Vilken also offered Petrichenko 800 armed fighters, but this was rejected,
probably because the general mood of the mutinous sailors was ”left-wing”,
making such a White intervention too blatant. Petrichenko had to tread carefully.
Meanwhile, two prominent supporters of White General Wrangel in Finland, Tseidler
and Grimm, were recognized as foreign representatives of the ”independent
republic of Kronstadt”. Thus, the collaboration between Petrichenko and the
Wrangelites didn´t begin after the suppression of the mutiny (as asserted by
the anarchists), but already during the actual mutiny itself.
One of Avrich´s
more sensational claims was that a secret White plan for a Kronstadt uprising had
been hatched before the ”spontaneous” uprising actually took place. Avrich,
however, didn´t believe that this proved the Whites were really behind it – the
execution of the mutiny does look spontaneous and amateurish, something to be
expected from anarcho-populist sailors but not from seasoned White officers. The
Spartacist League believe they have solved this mystery. A report from a White
leader in Finland reveals that some Kronstadt conspirators had compromised themselves
by attempting to intervene in a Petrograd ”uprising” which turned out to be
fake news. This forced the conspirators to stage the rebellion at Kronstadt
sooner than they had originally intended to (before the ice connecting
Kronstadt and Petrograd had melted).
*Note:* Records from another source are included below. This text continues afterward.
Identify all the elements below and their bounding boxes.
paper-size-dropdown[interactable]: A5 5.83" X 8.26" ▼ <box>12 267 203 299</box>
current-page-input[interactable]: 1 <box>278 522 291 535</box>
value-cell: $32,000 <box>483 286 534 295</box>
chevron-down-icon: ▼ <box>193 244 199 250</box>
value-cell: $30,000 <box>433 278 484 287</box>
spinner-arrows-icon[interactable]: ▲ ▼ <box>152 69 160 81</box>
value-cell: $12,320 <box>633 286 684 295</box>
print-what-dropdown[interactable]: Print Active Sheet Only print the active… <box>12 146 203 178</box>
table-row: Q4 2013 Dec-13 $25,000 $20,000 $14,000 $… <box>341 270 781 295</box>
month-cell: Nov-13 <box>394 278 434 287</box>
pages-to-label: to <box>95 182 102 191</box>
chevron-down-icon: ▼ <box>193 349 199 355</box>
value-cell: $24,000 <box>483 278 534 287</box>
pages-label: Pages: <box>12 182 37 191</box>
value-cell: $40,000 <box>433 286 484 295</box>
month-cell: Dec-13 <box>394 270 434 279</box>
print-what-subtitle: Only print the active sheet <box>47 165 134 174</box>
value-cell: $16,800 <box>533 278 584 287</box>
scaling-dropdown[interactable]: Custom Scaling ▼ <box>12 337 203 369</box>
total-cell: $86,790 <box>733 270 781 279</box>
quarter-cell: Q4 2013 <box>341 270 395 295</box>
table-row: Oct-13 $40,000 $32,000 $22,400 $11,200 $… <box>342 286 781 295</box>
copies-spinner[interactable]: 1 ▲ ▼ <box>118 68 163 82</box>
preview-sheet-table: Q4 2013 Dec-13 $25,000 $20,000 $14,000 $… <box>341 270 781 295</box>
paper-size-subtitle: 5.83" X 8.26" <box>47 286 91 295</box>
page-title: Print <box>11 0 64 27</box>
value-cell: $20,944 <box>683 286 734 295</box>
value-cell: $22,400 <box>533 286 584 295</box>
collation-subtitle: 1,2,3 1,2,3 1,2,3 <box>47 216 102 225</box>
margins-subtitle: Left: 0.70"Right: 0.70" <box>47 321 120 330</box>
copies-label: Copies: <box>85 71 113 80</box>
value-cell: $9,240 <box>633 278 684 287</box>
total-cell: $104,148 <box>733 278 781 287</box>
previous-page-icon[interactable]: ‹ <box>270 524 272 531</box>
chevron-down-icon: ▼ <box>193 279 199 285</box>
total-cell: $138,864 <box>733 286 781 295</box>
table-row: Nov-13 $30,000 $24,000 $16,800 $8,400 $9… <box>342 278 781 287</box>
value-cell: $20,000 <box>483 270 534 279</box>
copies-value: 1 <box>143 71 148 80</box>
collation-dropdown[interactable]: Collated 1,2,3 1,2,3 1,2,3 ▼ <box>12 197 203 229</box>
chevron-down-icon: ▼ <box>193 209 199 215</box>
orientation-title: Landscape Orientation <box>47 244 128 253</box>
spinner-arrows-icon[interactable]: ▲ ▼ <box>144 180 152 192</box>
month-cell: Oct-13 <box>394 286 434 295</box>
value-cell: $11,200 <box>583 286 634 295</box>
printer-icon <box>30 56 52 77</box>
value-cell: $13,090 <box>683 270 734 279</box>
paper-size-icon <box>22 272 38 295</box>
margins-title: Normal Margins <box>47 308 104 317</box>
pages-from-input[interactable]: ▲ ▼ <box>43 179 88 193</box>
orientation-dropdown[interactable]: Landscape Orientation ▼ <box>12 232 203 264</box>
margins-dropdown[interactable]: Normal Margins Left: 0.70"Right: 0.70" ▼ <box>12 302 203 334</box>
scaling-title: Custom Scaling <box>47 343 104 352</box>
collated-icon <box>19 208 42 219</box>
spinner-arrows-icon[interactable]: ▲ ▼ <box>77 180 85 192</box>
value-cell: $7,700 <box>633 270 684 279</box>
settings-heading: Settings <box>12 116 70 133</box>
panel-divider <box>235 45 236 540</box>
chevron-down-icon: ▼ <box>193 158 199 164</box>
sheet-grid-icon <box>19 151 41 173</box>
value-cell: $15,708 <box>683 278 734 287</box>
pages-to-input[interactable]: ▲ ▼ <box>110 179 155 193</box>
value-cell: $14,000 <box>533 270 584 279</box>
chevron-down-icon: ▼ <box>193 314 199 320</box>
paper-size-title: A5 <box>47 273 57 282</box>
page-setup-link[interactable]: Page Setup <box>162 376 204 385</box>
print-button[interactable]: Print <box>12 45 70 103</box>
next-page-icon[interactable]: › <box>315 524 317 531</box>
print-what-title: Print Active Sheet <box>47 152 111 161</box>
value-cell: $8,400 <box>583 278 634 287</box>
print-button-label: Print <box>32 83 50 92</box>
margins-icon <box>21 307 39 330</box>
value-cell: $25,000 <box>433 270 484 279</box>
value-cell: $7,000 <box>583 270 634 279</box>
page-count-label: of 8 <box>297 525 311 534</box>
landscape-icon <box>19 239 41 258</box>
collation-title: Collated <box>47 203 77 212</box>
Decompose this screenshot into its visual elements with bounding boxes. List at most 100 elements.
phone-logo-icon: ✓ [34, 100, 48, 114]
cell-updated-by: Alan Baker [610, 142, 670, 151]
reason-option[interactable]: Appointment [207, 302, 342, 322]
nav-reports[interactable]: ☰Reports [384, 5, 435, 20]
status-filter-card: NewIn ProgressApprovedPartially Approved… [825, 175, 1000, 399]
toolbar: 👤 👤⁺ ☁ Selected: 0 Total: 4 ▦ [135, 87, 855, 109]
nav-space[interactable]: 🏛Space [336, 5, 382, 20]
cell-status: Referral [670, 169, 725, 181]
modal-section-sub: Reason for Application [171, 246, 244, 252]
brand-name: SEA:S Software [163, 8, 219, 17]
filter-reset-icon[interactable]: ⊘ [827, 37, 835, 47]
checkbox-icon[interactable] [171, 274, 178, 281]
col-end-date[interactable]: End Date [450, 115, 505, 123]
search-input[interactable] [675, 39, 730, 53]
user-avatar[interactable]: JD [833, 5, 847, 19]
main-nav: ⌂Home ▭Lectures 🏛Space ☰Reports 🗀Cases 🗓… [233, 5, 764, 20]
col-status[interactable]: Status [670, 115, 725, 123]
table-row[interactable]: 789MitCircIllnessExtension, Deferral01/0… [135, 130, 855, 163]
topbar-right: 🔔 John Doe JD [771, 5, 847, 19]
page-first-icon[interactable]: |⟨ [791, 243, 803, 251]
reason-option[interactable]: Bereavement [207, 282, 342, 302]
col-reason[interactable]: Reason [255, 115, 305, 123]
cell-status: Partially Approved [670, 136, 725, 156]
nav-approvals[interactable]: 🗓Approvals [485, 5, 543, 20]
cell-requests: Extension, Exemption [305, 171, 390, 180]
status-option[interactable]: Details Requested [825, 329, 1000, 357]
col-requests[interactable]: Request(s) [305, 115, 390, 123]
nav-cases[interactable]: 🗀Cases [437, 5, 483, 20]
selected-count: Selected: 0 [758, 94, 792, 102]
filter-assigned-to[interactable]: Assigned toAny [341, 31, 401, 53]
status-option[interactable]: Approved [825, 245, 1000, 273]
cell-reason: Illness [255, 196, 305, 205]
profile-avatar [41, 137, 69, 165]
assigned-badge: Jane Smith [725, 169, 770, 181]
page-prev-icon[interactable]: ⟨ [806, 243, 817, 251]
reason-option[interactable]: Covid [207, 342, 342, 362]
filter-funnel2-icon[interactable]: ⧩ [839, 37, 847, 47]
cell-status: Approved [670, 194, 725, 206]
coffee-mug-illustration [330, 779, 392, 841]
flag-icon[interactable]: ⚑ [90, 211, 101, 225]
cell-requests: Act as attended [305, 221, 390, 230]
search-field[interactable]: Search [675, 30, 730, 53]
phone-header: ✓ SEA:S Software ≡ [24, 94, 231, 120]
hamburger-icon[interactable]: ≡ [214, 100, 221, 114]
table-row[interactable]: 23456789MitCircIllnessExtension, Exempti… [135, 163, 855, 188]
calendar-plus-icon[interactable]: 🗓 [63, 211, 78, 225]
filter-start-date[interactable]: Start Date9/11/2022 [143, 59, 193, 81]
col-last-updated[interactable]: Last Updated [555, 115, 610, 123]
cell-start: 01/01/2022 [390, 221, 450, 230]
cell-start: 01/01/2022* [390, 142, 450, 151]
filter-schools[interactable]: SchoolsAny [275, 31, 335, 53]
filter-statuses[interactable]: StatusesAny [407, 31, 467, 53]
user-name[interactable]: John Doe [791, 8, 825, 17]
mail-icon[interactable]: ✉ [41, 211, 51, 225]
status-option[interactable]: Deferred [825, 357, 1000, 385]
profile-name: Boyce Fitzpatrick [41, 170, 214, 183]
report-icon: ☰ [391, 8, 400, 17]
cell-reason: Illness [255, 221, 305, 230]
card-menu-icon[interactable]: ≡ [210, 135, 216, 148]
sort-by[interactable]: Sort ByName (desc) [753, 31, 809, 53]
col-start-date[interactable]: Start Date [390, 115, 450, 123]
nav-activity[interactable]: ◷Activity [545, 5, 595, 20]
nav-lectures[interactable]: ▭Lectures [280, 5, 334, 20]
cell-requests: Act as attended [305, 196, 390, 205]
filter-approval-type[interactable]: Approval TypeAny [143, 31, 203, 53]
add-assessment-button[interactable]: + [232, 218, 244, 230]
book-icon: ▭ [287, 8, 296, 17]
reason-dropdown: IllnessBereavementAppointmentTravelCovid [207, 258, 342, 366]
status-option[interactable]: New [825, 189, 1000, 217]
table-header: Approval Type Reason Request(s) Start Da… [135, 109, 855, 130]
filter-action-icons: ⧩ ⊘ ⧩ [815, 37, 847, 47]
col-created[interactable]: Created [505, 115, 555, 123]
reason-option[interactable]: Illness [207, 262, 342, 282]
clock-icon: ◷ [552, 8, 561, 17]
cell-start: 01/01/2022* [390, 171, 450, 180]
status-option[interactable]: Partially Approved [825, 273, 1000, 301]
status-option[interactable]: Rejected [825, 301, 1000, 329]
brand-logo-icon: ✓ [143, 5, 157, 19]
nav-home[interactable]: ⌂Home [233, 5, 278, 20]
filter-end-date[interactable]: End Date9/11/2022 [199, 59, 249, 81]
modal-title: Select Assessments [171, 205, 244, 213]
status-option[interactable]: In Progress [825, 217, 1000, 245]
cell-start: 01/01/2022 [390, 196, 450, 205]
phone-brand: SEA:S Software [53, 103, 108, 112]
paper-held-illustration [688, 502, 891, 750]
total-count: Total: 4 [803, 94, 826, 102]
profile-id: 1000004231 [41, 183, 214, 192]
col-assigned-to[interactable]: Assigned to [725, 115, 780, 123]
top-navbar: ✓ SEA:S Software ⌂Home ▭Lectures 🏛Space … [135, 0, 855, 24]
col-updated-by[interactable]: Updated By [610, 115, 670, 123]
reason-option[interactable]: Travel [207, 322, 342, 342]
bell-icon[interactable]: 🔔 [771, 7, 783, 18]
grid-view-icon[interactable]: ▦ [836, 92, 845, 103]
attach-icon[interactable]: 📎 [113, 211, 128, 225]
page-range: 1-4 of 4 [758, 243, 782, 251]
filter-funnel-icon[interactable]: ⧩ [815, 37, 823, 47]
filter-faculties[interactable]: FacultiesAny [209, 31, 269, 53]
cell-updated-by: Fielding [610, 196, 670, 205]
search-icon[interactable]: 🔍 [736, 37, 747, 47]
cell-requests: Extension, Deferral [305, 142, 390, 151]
Of course, the subsequent military-tactical
blunders of the PRC could still be explained by anarcho-populist incompetence
(or the fear of the Petrichenko circle to be found out working with the
Whites).
The anarchists
will probably continue supporting Kronstadt 1921, perhaps by claiming that Petrichenko
– hitherto treated as a hero of the resistance – was a White mole in a
rebellion which was fundamentally libertarian and sound. Or they will simply
not read ”Spartacist”! Of course, for the ”authoritarian” left, ”Kronstadt
Tragedy” simply proves what they claimed to have known all the time: the
Kronstadters really were counter-revolutionary, objectively or subjectively.
Or, translated from Red lingo: ordinary people can ´t be trusted to defend the
socialist revolution, so a single vanguard party is needed instead.